There was heaviness in her breast, a sense of loss and of grief, and she lay alone and looked at a bright patch of sky. She heard the old woman whom she had met on that first day moving about in another room and scolding a chambermaid for dallying at the window. Easing herself up on her pillows, she pushed back the bedclothes, but as she swung herself over the side of the bed she felt the onslaught of nausea. When she stood up she could only keep steady by gripping one of the fluted oak posts of the bed. She lowered herself again and belched, but hardly eased the nausea. She placed her well-shaped, well-kept hands on her belly, feeling the softness of the silk Fred had liked her to wear; it was the nearest cloth to feel like the smoothness of her skin. ‘I can’t be,’ she said aloud. ‘It isn’t possible!’
But of course it was possible. She had been to see him in Newgate, where he had the use of a private room; not once, not twice, but a dozen times she had helped him to forget his danger.
And if she had a child it could only be Fred’s.
Ruth Marshall heard the footsteps on the stairs and moved towards the door. She was quite calm, and indeed had been much calmer since reaching her decision than she had expected to be. She opened the door to find Furnival at the head of the stairs. He took off his hat but still had to stoop to get through the doorway. It was daylight and yet gloomy in this room, and the sound of the children shrieking in the yard travelled clearly. So did the stomping of a horse’s hooves. She realised he had come on horseback, consequently alone; and that in its way was a great compliment to her. She closed the door as he tossed his cloak back over his shoulders; she noticed that he was breathing hard, as if the ride had been furious or the climb up to this room had been exhausting. He took a folded paper from his pocket and she recognised the note she had sent him yesterday, the day following her decision. James had delivered this to the offices in Bow Street only last night. She had written:
If it still pleases you I would be proud to enter your service in the manner of our discussion.
She studied the strong face and the massive body of this ‘great bull of a man’ and was aware of the appraisal in his tawny eyes. His lips were unexpectedly shapely when he began to smile as he asked, ‘Who taught you to write, Ruth Marshall?’
‘My father, sir.’
‘And what was your father, pray? A teacher? A parson?’
‘He was a preacher, sir, and in his spare time a carpenter and wagonmaker.’
‘And could read and write well enough to teach his children. You were fortunate in your father.’
‘I have long been aware of it, sir.’
‘No doubt he had a ready tongue, also,’ said Furnival dryly. ‘What made you make up your mind so quickly?’
‘A variety of reasons, sir,’ she answered, ‘and the most telling was that I did not want my children to go hungry or my son to miss the chance of going to school.’
He nodded slowly and then added in a quieter voice, ‘By your leave I will sit down.’
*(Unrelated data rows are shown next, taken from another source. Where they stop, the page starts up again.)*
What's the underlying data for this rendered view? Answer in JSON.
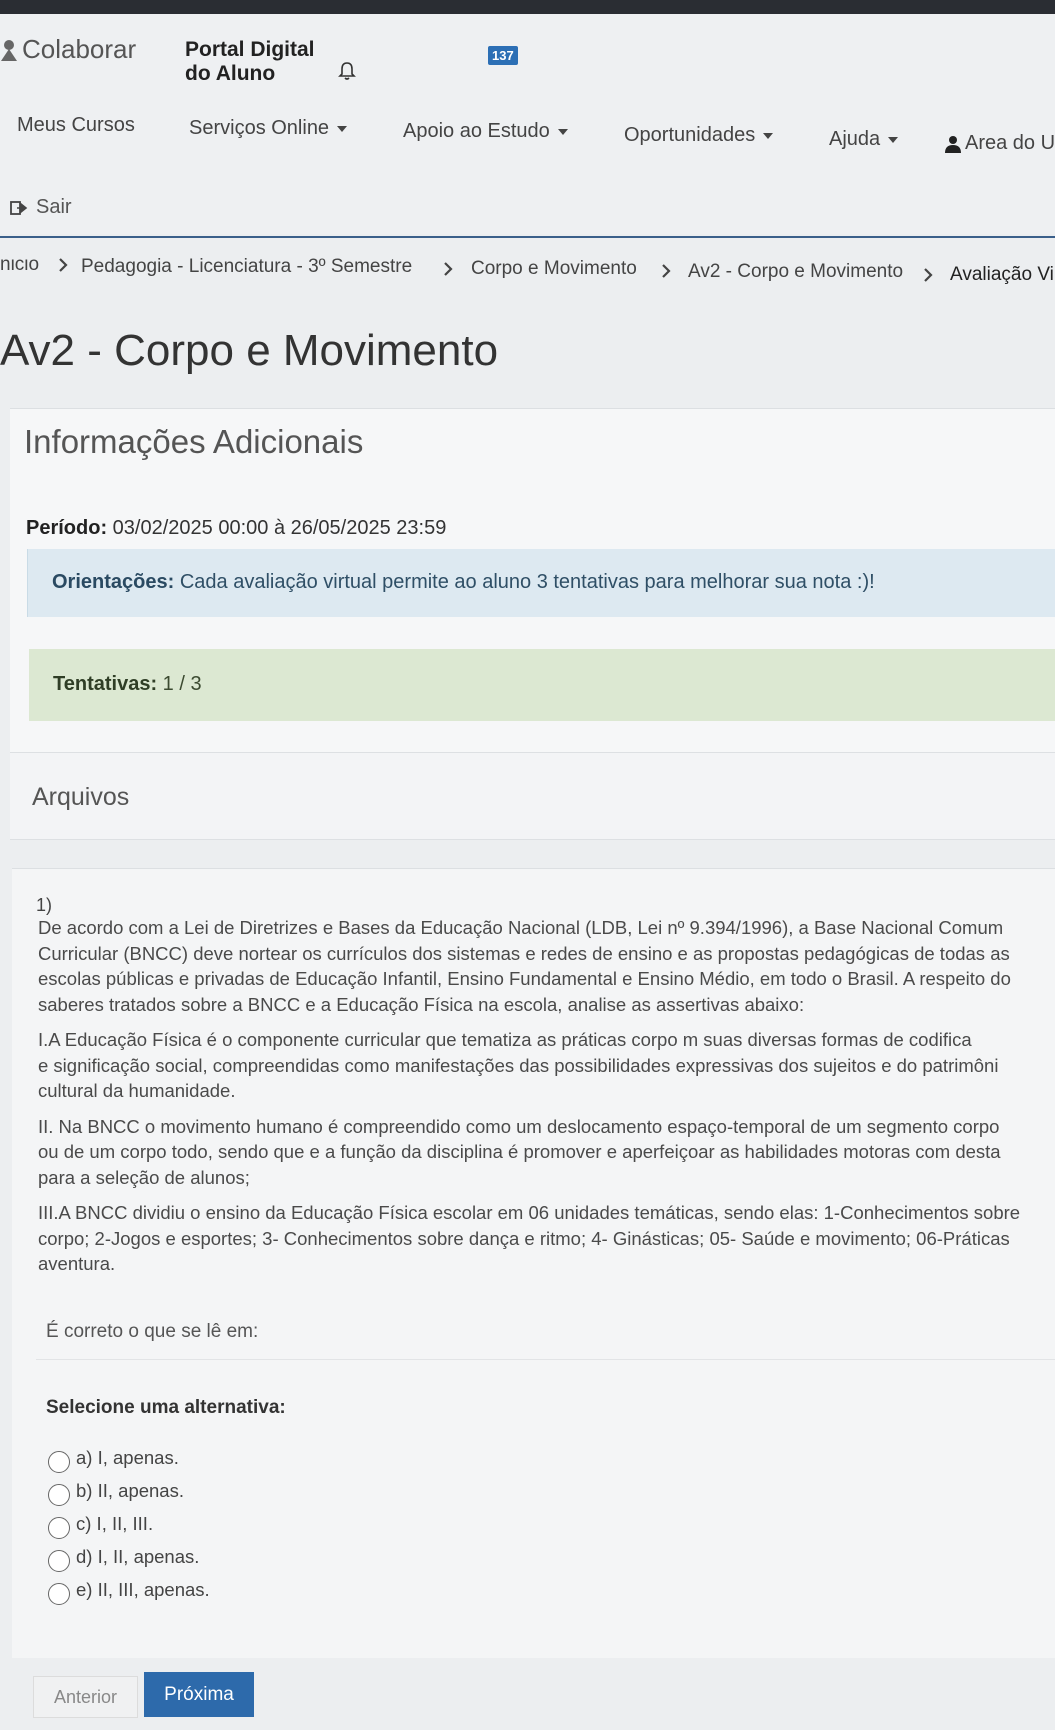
{
  "header": {
    "brand": "Colaborar",
    "portal_line1": "Portal Digital",
    "portal_line2": "do Aluno",
    "notification_count": "137",
    "sair_label": "Sair"
  },
  "nav": {
    "items": [
      {
        "label": "Meus Cursos"
      },
      {
        "label": "Serviços Online"
      },
      {
        "label": "Apoio ao Estudo"
      },
      {
        "label": "Oportunidades"
      },
      {
        "label": "Ajuda"
      },
      {
        "label": "Area do U"
      }
    ]
  },
  "breadcrumb": [
    "nicio",
    "Pedagogia - Licenciatura - 3º Semestre",
    "Corpo e Movimento",
    "Av2 - Corpo e Movimento",
    "Avaliação Vi"
  ],
  "page_title": "Av2 - Corpo e Movimento",
  "info": {
    "title": "Informações Adicionais",
    "periodo_label": "Período:",
    "periodo_value": " 03/02/2025 00:00 à 26/05/2025 23:59",
    "orient_label": "Orientações:",
    "orient_value": " Cada avaliação virtual permite ao aluno 3 tentativas para melhorar sua nota :)!",
    "tentativas_label": "Tentativas:",
    "tentativas_value": " 1 / 3",
    "arquivos_title": "Arquivos"
  },
  "question": {
    "number": "1)",
    "paragraphs": [
      [
        "De acordo com a Lei de Diretrizes e Bases da Educação Nacional (LDB, Lei nº 9.394/1996), a Base Nacional Comum",
        "Curricular (BNCC) deve nortear os currículos dos sistemas e redes de ensino e as propostas pedagógicas de todas as",
        "escolas públicas e privadas de Educação Infantil, Ensino Fundamental e Ensino Médio, em todo o Brasil. A respeito do",
        "saberes tratados sobre a BNCC e a Educação Física na escola, analise as assertivas abaixo:"
      ],
      [
        "I.A Educação Física é o componente curricular que tematiza as práticas corpo       m suas diversas formas de codifica",
        "e significação social, compreendidas como manifestações das possibilidades expressivas dos sujeitos e do patrimôni",
        "cultural da humanidade."
      ],
      [
        "II. Na BNCC o movimento humano é compreendido como um deslocamento espaço-temporal de um segmento corpo",
        "ou de um corpo todo, sendo que e a função da disciplina é promover e aperfeiçoar as habilidades motoras com desta",
        "para a seleção de alunos;"
      ],
      [
        "III.A BNCC dividiu o ensino da Educação Física escolar em 06 unidades temáticas, sendo elas: 1-Conhecimentos sobre",
        "corpo; 2-Jogos e esportes; 3- Conhecimentos sobre dança e ritmo; 4- Ginásticas; 05- Saúde e movimento; 06-Práticas",
        "aventura."
      ]
    ],
    "prompt": "É correto o que se lê em:",
    "select_label": "Selecione uma alternativa:",
    "options": [
      "a) I, apenas.",
      "b) II, apenas.",
      "c) I, II, III.",
      "d) I, II, apenas.",
      "e) II, III, apenas."
    ]
  },
  "buttons": {
    "previous": "Anterior",
    "next": "Próxima"
  }
}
She was angry with herself for not offering him a chair and pushed forward the armchair in which Tom Harris had sat two nights ago. The arms were carved, and polished with age, and he rubbed them with each hand as he went on.
‘What other reasons, Ruth? I want to know them all.’
She stood in front of him and words like ‘out of respect’ and even ‘out of affection’ came to her mind but she could not utter them. He waited, watching. She remembered Richard telling her, ‘He can smell when a witness is lying or telling half the truth. I’ve seen him on the bench make a man confess to a horrid crime simply by staring at him and saying: “I want the truth, only the truth.”’
And she could understand that as John Furnival stared at her now until she was driven to say, ‘It would be false to pretend deep affection for you, sir.’